Monitoring Models

About Monitoring Model

A monitoring model ISHM (Inductive  System Health Monitoring) is an unsupervised learning algorithm which enables the systems to detect anomalies, root-cause analysis based on Failure Mode and Effect Analysis (FMEA) in a process.

FMEA is a systematic method used for evaluating how a process will fail and the impact of different failure modes.

ISHM Analysis

The objective of ISHM is to provide a knowledge base cluster of related range values for the input parameters. Each cluster defines a range of allowable values for each parameter in a given input vector. Points that are inside the inner center of the cluster are considered to be within the system operating range, those further away can be considered as outliers.

In DATAmaestro Analytics there are two clustering algorithms implemented:

  • K-Means: is a method which aims to partition n observations into k clusters in which each observation belongs to the cluster with the nearest mean. This results in a partitioning of the data space based on distance to points in a specific subset of the plane. The number of clusters K has to be defined beforehand. The algorithm cannot be used with arbitrary distance functions or on non-numerical data.
  • Subclu: SUBCLU stands for density-connected Subspace Clustering. Subclu uses the concept of density-based algorithm DBSCAN (Density-Based Spatial Clustering of Applications with Noise). Given a set of points in some space, the algorithm groups into clusters points that are closely gathered together and points which lie alone in low-density regions are considered as outliers.
  • IMS: As IMS builds small clusters characterized by the min, max and center of the clusters  that become the min, max and center of the ISHM boxes. When a new data point is between the min and max values in each dimension, the point is considered inside the box and the distance is 0. If the data point is not within any box, it is associated to the nearest cluster based on the min and max boundaries.

Learning set empty

Certain models in DATAmaestro are able to handle missing values, while other models are not. For example, clustering methods used by ISHM, like K-means, are not able to handle missing values. If any row of data has a missing value, even for just one variable, the row will need to be ignored by the algorithm. “Learning set is empty” is the message to indicate that all rows have been removed due to one or more missing values per row by the algorithm. If you have any variables with a high number of missing values, it is recommended to remove them or to use the “Fill missing values” tool under the “Transform” menu in DATAmaestro Analytics.

Calculation time

In DATAmaestro, the calculation time can vary depending on the number of records, number of input variables and the type of algorithm that is being used. For ISHM, for example, Subclu is significantly slower than K-means for larger data sets. If you have a large dataset, it is recommend to use K-means.

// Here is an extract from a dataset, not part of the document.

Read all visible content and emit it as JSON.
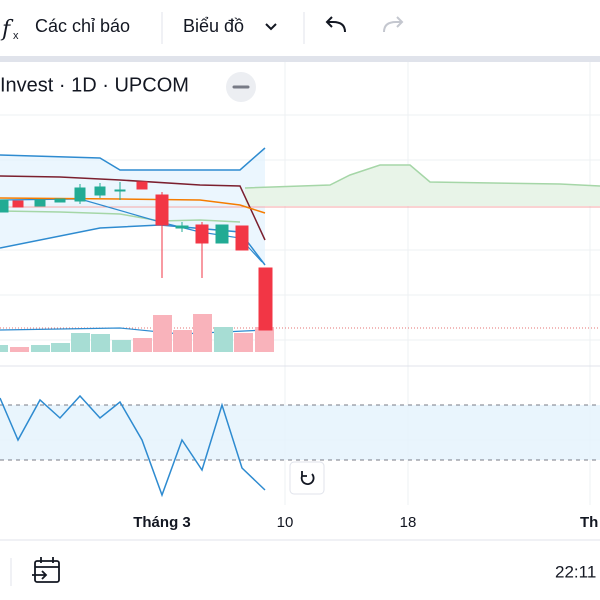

To launch this model tool, select Models > ISHM from the menu.

Create an ISHM Analysis

The parameters for this method are defined on two tabs at the top of the page: Properties and Advanced tabs.

On the Properties tab: 

  1. Select a Datasource from the list (if applicable).
  2. Enter Model Name
  3. Select a Learning set from the list. In ISHM the learning set if a set of healthy mode operational observations. It maps the system operating range.Use a visualization tool to define the healthy record set. 
  4. Select a Testing set from the list. The test set should contain all types of records (healthy and non healthy). Once the system detects that the record is out of the healthy mapping clusters it calculated a distance and find which are the cause variables. 
  5. Select Model type,options Kmeans or Subclu.
  6. If Model Type Kmeans:
    1. Enter Number of Clusters, default value: 5.
    2. Enter Maximum number of iterations (Default value: 100). For more information, see Maximum number of iterations
  7. If Model Type Subclu:
    1. Enter Epsilon (Default value: 1). For more information, see Epsilon
    2. Enter Minimum number of points per cluster (Default value: 10). For more information, see Minimum number of points per cluster
    3. Enter Min cluster Dimensions, default value: 1. For more information, see Min cluster Dimensions.
    4. Enter Number of nearest points, default value: 1. For more information, see Number of nearest points.
  8. Enter a Variable prefix. 
  9. Enter a Distance variable name, default: ISHM-distance. 
  10. Enter Number of Causes, default value: 3. For more information, see Number of causes
  11. If Model Type IMS:
    1. Enter Epsilon (Default value: 0.1). Epsilon is the maximal distance for a point to be in a cluster. A larger value tends to lead to a lower number of clusters.
  12. Enter a Variable prefix. 
  13. Enter a Distance variable name, default: ISHM-distance. 
  14. Enter Number of Causes, default value: 3. For more information, see Number of causes
  15. Select an Variable Set, if required. 
  16. Select variable(s) from the list for the Input.
  17. Select variable(s) from the list for the Cond (as Condition).
  18. Select a variable from the list as an Index
  19. Click Save.

On the Advanced tab: 

  1. Enter a Conditional class count, default 3 based on: cause frequency, cause importance or both frequency and importance. 
  2. Select Temporal Units, for Trends, options: Excel time, Mac excel time, Unix time (ms) or Unix time (s). 
  3. Select a Cluster Standardisation
    1. Normalize: transform the variable to have a max of 1 and a min of 0. The value is calculated with: scaled(x) = (x - min)/(max - min) where the min and max values are based on the learning data set.
    2. Standardize: transform the variable to have a mean of 0 and a standard deviation of 1. The value is calculated with: scaled(x) = (x - µ)/(STDEV) where the average (µ) and standard deviation (STDEV) values are calculated on the learning data set.
  4. Select Keep Predict Output
    1. Keep all: it keeps all predicted output variables namely, ISHM-actual, ISHM-predict, ISHM-predict-high and ISHM-predict-low.
    2. Remove predict: it removes the output variables ISHM-predict, which is the average between ISHM-predict-high and ISHM-predict-low. 
    3. Remove predict and actual: it removes the output variables ISHM-predict and ISHM-actual, which is the input value of the variable.